Graham made coffee and then let himself out.
"Henry," Regina asked as she picked him up from school, Mary Margaret slinging her bag over her shoulder and lost in her own world, "Have you spoken to Emma today?"
Henry looked up at her, clearly puzzled.
"Who?' He asked.
Regina hugged him tight and bought him dinner out that night.
A week passed. And yet it was the exact same day.
Regina felt the familiar feeling settle into her ribcage. The need to split out of her own skin and fly far, far away from the say day, stuck on replay forever and ever.

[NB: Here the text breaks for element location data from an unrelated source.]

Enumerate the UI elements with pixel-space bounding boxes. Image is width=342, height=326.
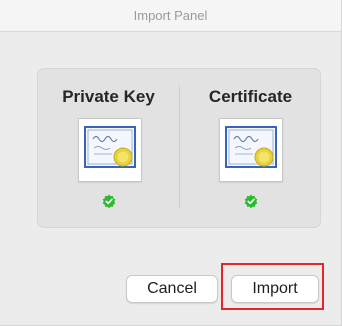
certificate-icon xyxy=(84,126,136,168)
private-key-column: Private Key xyxy=(38,69,179,227)
window-title: Import Panel xyxy=(133,8,208,23)
certificate-check-icon xyxy=(244,194,258,208)
certificate-icon xyxy=(225,126,277,168)
import-items-group: Private Key Certificate xyxy=(37,68,321,228)
cancel-button[interactable]: Cancel xyxy=(126,275,218,303)
certificate-title: Certificate xyxy=(208,87,293,106)
private-key-check-icon xyxy=(102,194,116,208)
certificate-drop-well[interactable] xyxy=(219,118,283,182)
import-button[interactable]: Import xyxy=(231,275,319,303)
private-key-drop-well[interactable] xyxy=(78,118,142,182)
title-bar[interactable]: Import Panel xyxy=(0,0,341,32)
private-key-title: Private Key xyxy=(62,87,155,106)
certificate-column: Certificate xyxy=(180,69,321,227)
import-panel-window: Import Panel Private Key Certificate Can… xyxy=(0,0,342,326)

Henry was obedient. Mary Margaret cowered away from her whenever Regina bumped into her. David Nolan was cold and immobile on a hospital bed.
Nobody else knew.
Nothing happened. Ever.
A year passed.
On the anniversary of Regina's triumph, she went to the bathroom long after Graham had fallen asleep and stifled her sobs into a towel.
"I'm leaving. For a little while."
Henry looked up from his project and blinked in surprise.
"What? Why?" he asked.
"I have some business there," Regina replied, her voice far away and disconnected, "I need to consult somebody about a problem."
"Well… how long will you be gone? What'll I do?"
Regina swallowed. Henry hadn't been right since the curse. He wasn't curious, he wasn't heroic. He didn't go looking for answers, he wasn't particularly resourceful. He wasn't fiercely independent and her beacon, her only remaining moral compass. He was just… a normal boy.
Regina missed her real son dearly.
"You'll stay with Ruby and her grandmother at their place for a few nights," Regina said, "Pack your things."
She got one last hug from Henry and drove away, unsure if she'd even make it over the town line without dying.
"Emma Swan?"
The words came out on autopilot. Emma blinked, looking Regina up and down.
"Yeah? What can I do for you?"
"I- you see, I- I mean- may I come in?"
After a moment of examining her – a moment without a trace of recognition – Emma let her in.
And in that moment, Regina understood.
She was never meant to win.
Her whole existence was blackened beyond repair, and it was up to her now to choose the method of slowly dying on the inside. She could almost hear Gold's snide voice. Pick your poison, dearie.
They talked long into the night.
Regina lied through her teeth.
Anything to set things back into motion. Anything to leave that rotting, stagnant existence. Even if it meant… losing.
Emma came back to Storybrooke with her the next day.
Eye contact.
That's all it took.
The minute Emma and Henry lay eyes on each other, they remembered.
"Mom?"
"Oh my God, Henry!"
Everything moved. Everything advanced.
Regina felt her heart collapse in on itself.
The end, she thought dreamily as she watched Henry clutch to his mother with all his might.